AOL Inc. (NYSE:AOL) produced a new documentary series recently – My Ink — in which athletes are interviewed about the meaning of their tattoos. Comparatively, if the company had a tattoo based on its third quarter earnings report, it would be green and shaped like a dollar sign — though only time can tell us what it really means.
The Company’s total revenue came in at $561.3 million, up from last years 531.7 million, and driven by the 14 percent global global advertising revenue growth — according to a company press release. Diluted earnings-per-share came in at $0.02 cents per share, but that’s without adjustment.
According to 24/7 Wall St., the one time impacts affecting earnings are to include $19 million in restructuring, $29 million in asset impairments and write-offs, $11.8 million in equity-based compensation expenses, and a tax benefit of $16.7 million. This puts the impact per diluted share at $0.53 cents compared with the $0.10 cent impact a year ago. Consensus estimates were around $0.35 cents per share, with a revenue estimated at $548.81 million. With a total revenue at $561.3 million, it’s fair to expect a slightly higher EPS — however, experts are awaiting guidance from the upcoming conference call.
“AOL’s third quarter results are another step forward in our long-term plan. The third quarter results highlight the strength of AOL’s strategy and the consistent execution of our team in delivering great consumer experiences and successful customer results,” said Tim Armstrong, the Chair and CEO of AOL, according to the company press release.

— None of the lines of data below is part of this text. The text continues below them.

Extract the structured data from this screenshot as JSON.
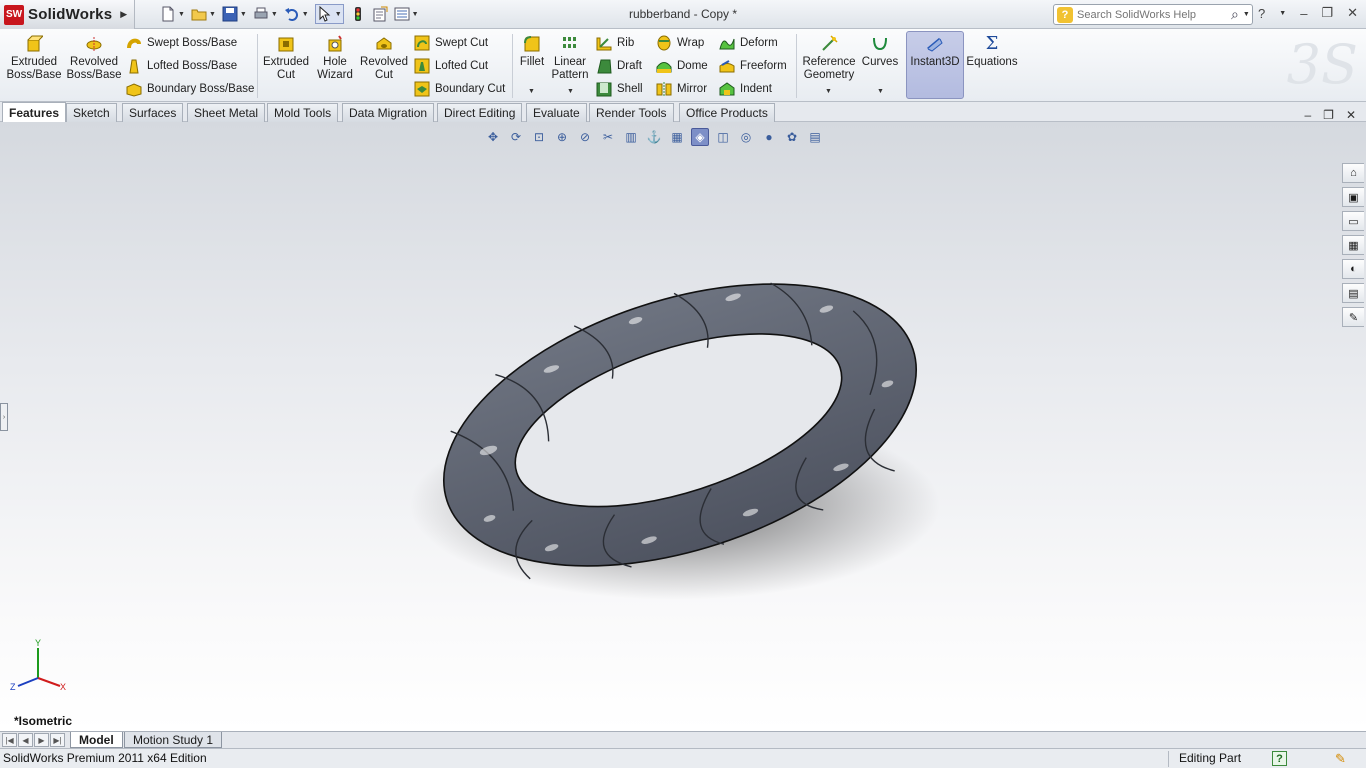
{
  "app": {
    "logo_mark": "SW",
    "logo_text": "SolidWorks"
  },
  "document": {
    "title": "rubberband - Copy *"
  },
  "search": {
    "placeholder": "Search SolidWorks Help",
    "q_glyph": "?"
  },
  "window_controls": {
    "help": "?",
    "minimize": "–",
    "restore": "❐",
    "close": "✕"
  },
  "ribbon": {
    "extruded_boss": "Extruded Boss/Base",
    "revolved_boss": "Revolved Boss/Base",
    "swept_boss": "Swept Boss/Base",
    "lofted_boss": "Lofted Boss/Base",
    "boundary_boss": "Boundary Boss/Base",
    "extruded_cut": "Extruded Cut",
    "hole_wizard": "Hole Wizard",
    "revolved_cut": "Revolved Cut",
    "swept_cut": "Swept Cut",
    "lofted_cut": "Lofted Cut",
    "boundary_cut": "Boundary Cut",
    "fillet": "Fillet",
    "linear_pattern": "Linear Pattern",
    "rib": "Rib",
    "draft": "Draft",
    "shell": "Shell",
    "wrap": "Wrap",
    "dome": "Dome",
    "mirror": "Mirror",
    "deform": "Deform",
    "freeform": "Freeform",
    "indent": "Indent",
    "reference_geometry": "Reference Geometry",
    "curves": "Curves",
    "instant3d": "Instant3D",
    "equations": "Equations",
    "equations_glyph": "Σ"
  },
  "tabs": [
    "Features",
    "Sketch",
    "Surfaces",
    "Sheet Metal",
    "Mold Tools",
    "Data Migration",
    "Direct Editing",
    "Evaluate",
    "Render Tools",
    "Office Products"
  ],
  "viewport": {
    "view_name": "*Isometric",
    "triad": {
      "y": "Y",
      "x": "X",
      "z": "Z"
    }
  },
  "bottom_tabs": [
    "Model",
    "Motion Study 1"
  ],
  "status": {
    "left": "SolidWorks Premium 2011 x64 Edition",
    "right": "Editing Part",
    "help": "?"
  },
  "colors": {
    "part": "#5c6270",
    "accent": "#c8161d",
    "instant3d_bg": "#b3bbe0"
  }
}
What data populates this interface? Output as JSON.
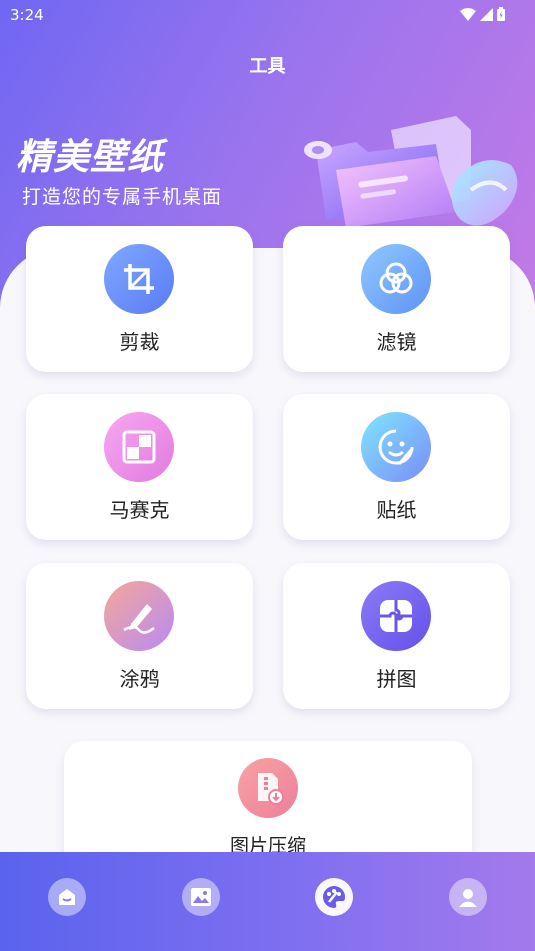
{
  "status_bar": {
    "time": "3:24"
  },
  "header": {
    "title": "工具"
  },
  "banner": {
    "title": "精美壁纸",
    "subtitle": "打造您的专属手机桌面"
  },
  "tools": [
    {
      "label": "剪裁",
      "icon": "crop-icon"
    },
    {
      "label": "滤镜",
      "icon": "filter-icon"
    },
    {
      "label": "马赛克",
      "icon": "mosaic-icon"
    },
    {
      "label": "贴纸",
      "icon": "sticker-icon"
    },
    {
      "label": "涂鸦",
      "icon": "doodle-icon"
    },
    {
      "label": "拼图",
      "icon": "puzzle-icon"
    },
    {
      "label": "图片压缩",
      "icon": "compress-icon"
    }
  ],
  "bottom_nav": [
    {
      "name": "home",
      "icon": "home-icon"
    },
    {
      "name": "wallpaper",
      "icon": "image-icon"
    },
    {
      "name": "tools",
      "icon": "palette-icon",
      "active": true
    },
    {
      "name": "profile",
      "icon": "user-icon"
    }
  ],
  "colors": {
    "header_gradient_start": "#6f67f2",
    "header_gradient_end": "#c47ae6",
    "nav_gradient_start": "#5a63ee",
    "nav_gradient_end": "#a47aec"
  }
}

Reuters notes one possible detriment to the company’s finances — Patch — a network of community news websites, saying that the investment was a gamble of $150 million from CEO Tim Armstrongs, and that the gamble didn’t pay off. In recent quarters, AOL had to lay off about 500 employees, and began a major scale-back on patch publishing teams around the U.S., focusing resources on more central areas to conserve.